El impacto económico del cierre fronterizo es considerable. En Sonora, la paralización de las exportaciones representa una pérdida diaria de aproximadamente 2,400 cabezas de ganado, que normalmente cruzarían la frontera por las estaciones cuarentenarias de Agua Prieta y Nogales. Esta situación no solo afecta a los productores sonorenses, sino que también tiene repercusiones en toda la cadena de suministro, desde los transportistas hasta los trabajadores de los corrales de engorda.

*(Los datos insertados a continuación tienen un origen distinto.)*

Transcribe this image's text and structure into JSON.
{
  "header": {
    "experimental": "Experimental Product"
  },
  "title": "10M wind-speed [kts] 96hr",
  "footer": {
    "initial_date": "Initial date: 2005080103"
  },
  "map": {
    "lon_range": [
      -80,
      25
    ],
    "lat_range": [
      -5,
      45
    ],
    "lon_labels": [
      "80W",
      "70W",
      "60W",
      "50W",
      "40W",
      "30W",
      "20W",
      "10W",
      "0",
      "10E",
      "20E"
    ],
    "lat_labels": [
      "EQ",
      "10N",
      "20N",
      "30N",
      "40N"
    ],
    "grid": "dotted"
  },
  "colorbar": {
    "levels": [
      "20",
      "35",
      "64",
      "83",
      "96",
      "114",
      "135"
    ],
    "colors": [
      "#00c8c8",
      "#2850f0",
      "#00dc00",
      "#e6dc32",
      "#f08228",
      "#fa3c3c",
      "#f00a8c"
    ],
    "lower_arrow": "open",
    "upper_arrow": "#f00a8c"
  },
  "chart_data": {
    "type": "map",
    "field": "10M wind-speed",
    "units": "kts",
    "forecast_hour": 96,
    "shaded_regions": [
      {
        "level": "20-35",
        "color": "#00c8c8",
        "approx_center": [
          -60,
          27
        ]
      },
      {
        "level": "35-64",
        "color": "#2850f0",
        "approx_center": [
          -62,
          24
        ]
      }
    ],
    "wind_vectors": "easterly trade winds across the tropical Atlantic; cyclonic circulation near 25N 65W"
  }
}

La estrategia de México para combatir el gusano barrenador se centra en la zonificación del territorio y la implementación de estrictos controles sanitarios. El país se ha dividido en tres regiones: la zona afectada por la plaga en el sur-sureste, donde se concentran los esfuerzos de erradicación; la zona de amortiguamiento, compuesta por estados libres del parásito pero sin la acreditación para exportar a Estados Unidos; y la zona libre, que incluye a Sonora, Chihuahua, Coahuila, Durango y Tamaulipas, estados con acreditación para la exportación.

En la zona norte, la vigilancia epidemiológica se ha intensificado, con la inspección del 100% de los animales que transitan por la región. En Sonora, cinco puntos de verificación sanitaria interna garantizan el análisis exhaustivo del ganado. Estas medidas buscan asegurar la ausencia del gusano barrenador y brindar garantías a las autoridades estadounidenses, con el objetivo de lograr la pronta reapertura de la frontera.

La situación actual pone de manifiesto la importancia de la colaboración binacional en materia sanitaria. La interdependencia económica entre México y Estados Unidos en el sector ganadero exige una respuesta conjunta y coordinada para afrontar desafíos como la presencia del gusano barrenador. Mientras las negociaciones continúan, la industria ganadera del norte de México se mantiene a la expectativa, con la esperanza de una pronta resolución que permita la reactivación de las exportaciones y la recuperación de la estabilidad en el sector. La pregunta que todos se hacen es: ¿cuándo se restablecerá el flujo comercial y se disipará la nube de incertidumbre que pesa sobre la ganadería mexicana?